Zanzibar (/ˈzænzɨbɑr/) is the semi-autonomous part of Tanzania in East Africa. It is composed of the Zanzibar Archipelago in the Indian Ocean, 25–50 kilometres (16–31 mi) off the coast of the mainland, and consists of numerous small islands and two large ones: Unguja (the main island, referred to informally as Zanzibar) and Pemba. The capital is Zanzibar City, located on the island of Unguja. Its historic centre is Stone Town, which is a World Heritage Site.
Zanzibar's main industries are spices, raffia, and tourism. In particular, the islands produce cloves, nutmeg, cinnamon, and black pepper. For this reason, the islands, together with Tanzania's Mafia Island, are sometimes called the Spice Islands (a term also associated with the Maluku Islands in Indonesia). Zanzibar is the home of the endemic Zanzibar Red Colobus Monkey, the Zanzibar Servaline Genet, and the (possibly extinct) Zanzibar Leopard.
The presence of microlithic tools suggests that Zanzibar has been home to humans for at least 20,000 years, which was the beginning of the Later Stone Age.
A Greco-Roman text between the 1st and 3rd centuries AD, the Periplus of the Erythraean Sea, mentioned the island of Menuthias (Ancient Greek: Μενουθιάς), which is probably Unguja. Little is known about the history of Zanzibar between the time of the Periplus and the death of Muhammad in 632 CE. From that point forward, wars in Asia and increasing trade motivated Persians, Arabs, and Indians to visit or migrate to Zanzibar.
Persian traders used Zanzibar as a base for voyages between the Middle East, India, and Africa. Unguja, the larger island, offered a protected and defensible harbor, so although the archipelago offered few products of value, the Persians settled at what became Zanzibar City ("Stone Town") a convenient point from which to trade with the Swahili Coast towns. They established garrisons on the islands and built the first Zoroastrian fire temples and mosques in the southern hemisphere.

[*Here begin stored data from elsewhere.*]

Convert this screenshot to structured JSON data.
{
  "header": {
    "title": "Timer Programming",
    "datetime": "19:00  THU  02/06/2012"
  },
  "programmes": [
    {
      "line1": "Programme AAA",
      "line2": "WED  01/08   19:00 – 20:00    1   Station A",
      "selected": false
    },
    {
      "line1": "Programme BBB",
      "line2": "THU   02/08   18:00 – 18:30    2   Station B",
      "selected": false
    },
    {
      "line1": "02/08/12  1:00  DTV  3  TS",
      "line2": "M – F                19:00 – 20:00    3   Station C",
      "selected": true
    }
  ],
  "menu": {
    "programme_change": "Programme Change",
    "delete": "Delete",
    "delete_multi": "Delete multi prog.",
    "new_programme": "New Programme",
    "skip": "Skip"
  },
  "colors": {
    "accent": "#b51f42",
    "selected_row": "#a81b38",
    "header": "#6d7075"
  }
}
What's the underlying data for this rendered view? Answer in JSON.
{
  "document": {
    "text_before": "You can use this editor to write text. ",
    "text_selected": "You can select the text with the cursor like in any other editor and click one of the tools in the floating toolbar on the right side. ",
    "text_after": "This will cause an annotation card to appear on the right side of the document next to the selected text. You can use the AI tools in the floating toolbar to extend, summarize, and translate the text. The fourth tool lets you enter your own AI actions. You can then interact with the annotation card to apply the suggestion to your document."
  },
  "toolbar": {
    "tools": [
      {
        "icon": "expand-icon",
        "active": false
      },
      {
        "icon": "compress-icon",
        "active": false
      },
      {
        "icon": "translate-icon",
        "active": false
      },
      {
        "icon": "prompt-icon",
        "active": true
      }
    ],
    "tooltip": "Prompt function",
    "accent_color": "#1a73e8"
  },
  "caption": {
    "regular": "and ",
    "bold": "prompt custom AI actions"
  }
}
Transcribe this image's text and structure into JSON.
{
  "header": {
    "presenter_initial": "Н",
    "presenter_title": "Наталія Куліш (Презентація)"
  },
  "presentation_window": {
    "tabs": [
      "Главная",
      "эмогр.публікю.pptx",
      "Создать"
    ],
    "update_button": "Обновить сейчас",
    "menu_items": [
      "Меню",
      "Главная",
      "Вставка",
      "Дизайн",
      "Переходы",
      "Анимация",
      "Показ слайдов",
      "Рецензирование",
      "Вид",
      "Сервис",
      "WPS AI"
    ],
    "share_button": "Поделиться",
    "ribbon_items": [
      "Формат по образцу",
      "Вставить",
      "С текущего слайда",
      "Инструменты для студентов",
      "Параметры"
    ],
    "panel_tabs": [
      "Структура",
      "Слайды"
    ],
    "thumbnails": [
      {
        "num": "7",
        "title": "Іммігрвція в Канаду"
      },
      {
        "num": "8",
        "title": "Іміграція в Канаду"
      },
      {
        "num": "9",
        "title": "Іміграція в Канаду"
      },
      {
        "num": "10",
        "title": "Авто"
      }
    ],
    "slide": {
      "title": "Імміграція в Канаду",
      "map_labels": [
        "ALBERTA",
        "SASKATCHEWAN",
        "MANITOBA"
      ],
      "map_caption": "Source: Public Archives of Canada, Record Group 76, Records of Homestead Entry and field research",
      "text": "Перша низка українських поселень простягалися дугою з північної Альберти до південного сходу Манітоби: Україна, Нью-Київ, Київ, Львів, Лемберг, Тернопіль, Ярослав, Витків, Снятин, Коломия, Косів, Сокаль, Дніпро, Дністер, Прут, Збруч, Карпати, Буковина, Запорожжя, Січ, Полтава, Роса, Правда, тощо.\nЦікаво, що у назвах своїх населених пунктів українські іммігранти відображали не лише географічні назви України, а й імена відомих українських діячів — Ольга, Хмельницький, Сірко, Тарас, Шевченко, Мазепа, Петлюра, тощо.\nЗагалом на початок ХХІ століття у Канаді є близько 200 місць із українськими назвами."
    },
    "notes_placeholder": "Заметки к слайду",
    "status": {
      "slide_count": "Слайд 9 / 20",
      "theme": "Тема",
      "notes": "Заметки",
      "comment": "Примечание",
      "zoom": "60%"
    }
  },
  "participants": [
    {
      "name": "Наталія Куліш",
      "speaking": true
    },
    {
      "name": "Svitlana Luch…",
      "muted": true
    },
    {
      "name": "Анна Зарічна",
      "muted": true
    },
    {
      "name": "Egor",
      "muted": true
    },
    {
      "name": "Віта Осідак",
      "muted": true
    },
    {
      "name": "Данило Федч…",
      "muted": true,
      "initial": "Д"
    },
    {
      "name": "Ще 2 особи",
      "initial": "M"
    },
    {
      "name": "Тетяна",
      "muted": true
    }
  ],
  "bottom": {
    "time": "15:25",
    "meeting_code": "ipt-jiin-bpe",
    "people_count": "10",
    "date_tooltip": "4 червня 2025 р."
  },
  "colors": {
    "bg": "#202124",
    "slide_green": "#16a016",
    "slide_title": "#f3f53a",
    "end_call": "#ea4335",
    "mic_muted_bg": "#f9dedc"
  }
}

The impact of these traders and immigrants on the Swahili culture is uncertain. During the Middle Ages, Zanzibar and other settlements on the Swahili Coast were advanced. The littoral contained a number of autonomous trade cities. These towns grew in wealth as the Bantu Swahili people served as intermediaries and facilitators to local, Arab, Persian, Indonesian, Malaysian, Indian, and Chinese merchants. This interaction contributed in part to the evolution of the Swahili culture, which developed its own written language. Although a Bantu language, Swahili as a consequence today includes some elements that were borrowed from other civilizations, particularly Arabic loanwords. With the wealth that they had acquired through trade, some of the Arab traders also became rulers of the coastal cities.
Vasco da Gama's visit in 1498 marked the beginning of European influence. In 1503 or 1504, Zanzibar became part of the Portuguese Empire when Captain Ruy Lourenço Ravasco Marques landed and demanded and received tribute from the sultan in exchange for peace. Zanzibar remained a possession of Portugal for almost two centuries. It initially became part of the Portuguese province of Arabia and Ethiopia and was administered by a governor general. Around 1571, Zanzibar became part of the western division of the Portuguese empire and was administered from Mozambique. It appears, however, that the Portuguese did not closely administer Zanzibar. The first English ship to visit Unguja, the Edward Bonaventure in 1591, found that there was no Portuguese fort or garrison. The extent of their occupation was a trade depot where produce was purchased and collected for shipment to Mozambique. "In other respects, the affairs of the island were managed by the local 'king', the predecessor of the Mwinyi Mkuu of Dunga." This hands-off approach ended when Portugal established a fort on Pemba around 1635 in response to the Sultan of Mombasa's slaughter of Portuguese residents several years earlier. Portugal had long considered Pemba to be a troublesome launching point for rebellions in Mombasa against Portuguese rule.
The precise origins of the sultans of Unguja are uncertain. However, their capital at Unguja Kuu is believed to have been an extensive town. Possibly constructed by locals, it was composed mainly of perishable materials.
Although there were Arabs in Zanzibar and the remainder of the Swahili Coast both before and after the Portuguese, the political situation was far different.
The older settlements prior to the arrival of the Portuguese are quite distinct from the later lordship of Oman and Maskat. When the Portuguese arrived in 1498 they found on the coast a series of independent towns, peopled by Arabs, but not united to Arabia by any political tie. Their relations with these Arabs were mostly hostile, but during the sixteenth century they firmly established their power, and ruled with the aid of tributary Arab sultans. This system lasted till 1631, when the Sultan of Mombasa massacred the European inhabitants. In the remainder of their rule[,] the Portuguese appointed European governors, who were apparently most distasteful to the natives, for they invited the Arabs of Oman, who now appear on the scene for the first time, to assist them in driving the foreigners out.